SAN cert for all bindings of multiple IIS sites


#1

Please fill out the fields below so we can help you better. Note: you must provide your domain name to get help. Domain names for issued certificates are all made public in Certificate Transparency logs (e.g. https://crt.sh/?q=example.com), so withholding your domain name here does not increase secrecy, but only makes it harder for us to provide help.

My domain is: globalparts.aero

I ran this command: letsencrypt.exe (from letsencrypt-win-simple)

It produced this output: (list of options N … Q)

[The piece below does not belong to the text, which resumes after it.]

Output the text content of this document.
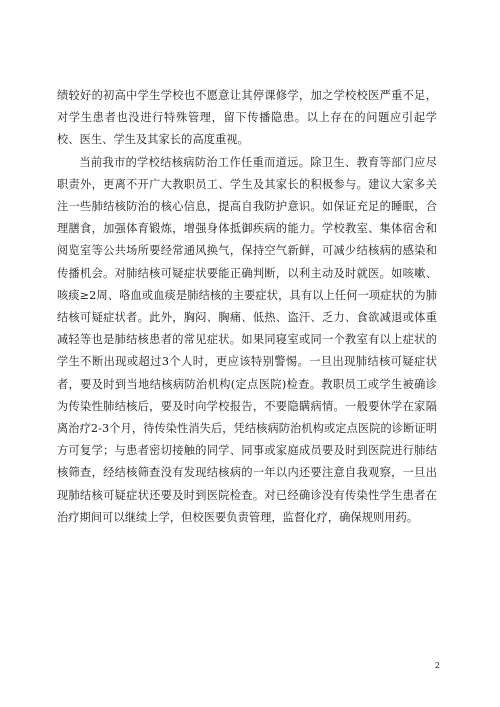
绩较好的初高中学生学校也不愿意让其停课修学，加之学校校医严重不足，对学生患者也没进行特殊管理，留下传播隐患。以上存在的问题应引起学校、医生、学生及其家长的高度重视。

当前我市的学校结核病防治工作任重而道远。除卫生、教育等部门应尽职责外，更离不开广大教职员工、学生及其家长的积极参与。建议大家多关注一些肺结核防治的核心信息，提高自我防护意识。如保证充足的睡眠，合理膳食，加强体育锻炼，增强身体抵御疾病的能力。学校教室、集体宿舍和阅览室等公共场所要经常通风换气，保持空气新鲜，可减少结核病的感染和传播机会。对肺结核可疑症状要能正确判断，以利主动及时就医。如咳嗽、咳痰≥2周、咯血或血痰是肺结核的主要症状，具有以上任何一项症状的为肺结核可疑症状者。此外，胸闷、胸痛、低热、盗汗、乏力、食欲减退或体重减轻等也是肺结核患者的常见症状。如果同寝室或同一个教室有以上症状的学生不断出现或超过3个人时，更应该特别警惕。一旦出现肺结核可疑症状者，要及时到当地结核病防治机构(定点医院)检查。教职员工或学生被确诊为传染性肺结核后，要及时向学校报告，不要隐瞒病情。一般要休学在家隔离治疗2-3个月，待传染性消失后，凭结核病防治机构或定点医院的诊断证明方可复学；与患者密切接触的同学、同事或家庭成员要及时到医院进行肺结核筛查，经结核筛查没有发现结核病的一年以内还要注意自我观察，一旦出现肺结核可疑症状还要及时到医院检查。对已经确诊没有传染性学生患者在治疗期间可以继续上学，但校医要负责管理，监督化疗，确保规则用药。

2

My web server is (include version): IIS 10.0

The operating system my web server runs on is (include version): Windows Server 2016 Datacenter

My hosting provider, if applicable, is: self-hosting

I can login to a root shell on my machine (yes or no, or I don’t know): yes

I’m using a control panel to manage my site (no, or provide the name and version of the control panel): no

We host multiple *.globalparts.aero websites in IIS 10.0. We currently employ a DigiCert wildcard certificate for all of them. Single IP address, same ports for all sites. Host header determines which site viewer is served. I want to transition to using Let’s Encrypt certs for all sites. Using the letsencrypt-win-simple utility I am assuming that I need to select option “N: create new certificate” and “3: SAN certificate for all bindings of multiple IIS sites” but before I do this I want to verify that I am choosing the correct option. I’d like the utility to update the cert on all of the globalparts.aero sites that we host. I can do this one at a time if necessary, there’s just several different sites to update so I thought why not save some time and update them all at once.

I am so sorry for the n00b question but can someone please verify for me if that is the correct option for my desired results? I’ve been searching for hours to find the answer and haven’t found a complete answer yet. Since I have never done this before I am hesitant to “just do it” like Nike.

We do have good Veeam backups of the server so even if I do break it we can restore the full VM from backup.

Again, so sorry for a stupid question. Please advise.

Thank you!


#2

Figured out my solution using letsencrypt-win-simple. Used options N then 2 to create certs for each individual site, which worked better than option 3 (SAN cert for multiple sites).

Now to figure out how to mark this question as Solved …


#3

I’m about to install this on 2 DNN installations with multiple portals. By ‘using options N then 2 to create certs for each individual site’, do you mean you have separate IPs for each site, or does this detect and install the cert for all the portals?

Thanks in advance.


#4

I should amend my response. After doing what I did I found out that each time I created a new cert for individual sites it was switching the cert used for sites I had previously configured. In the end I’m using one wildcard-style cert for all of the sites and it works fine. So if you have foo.bar.com, foo1.bar.com and foo2.bar.com, setup one cert for bar.com and use it for all of the individual sites.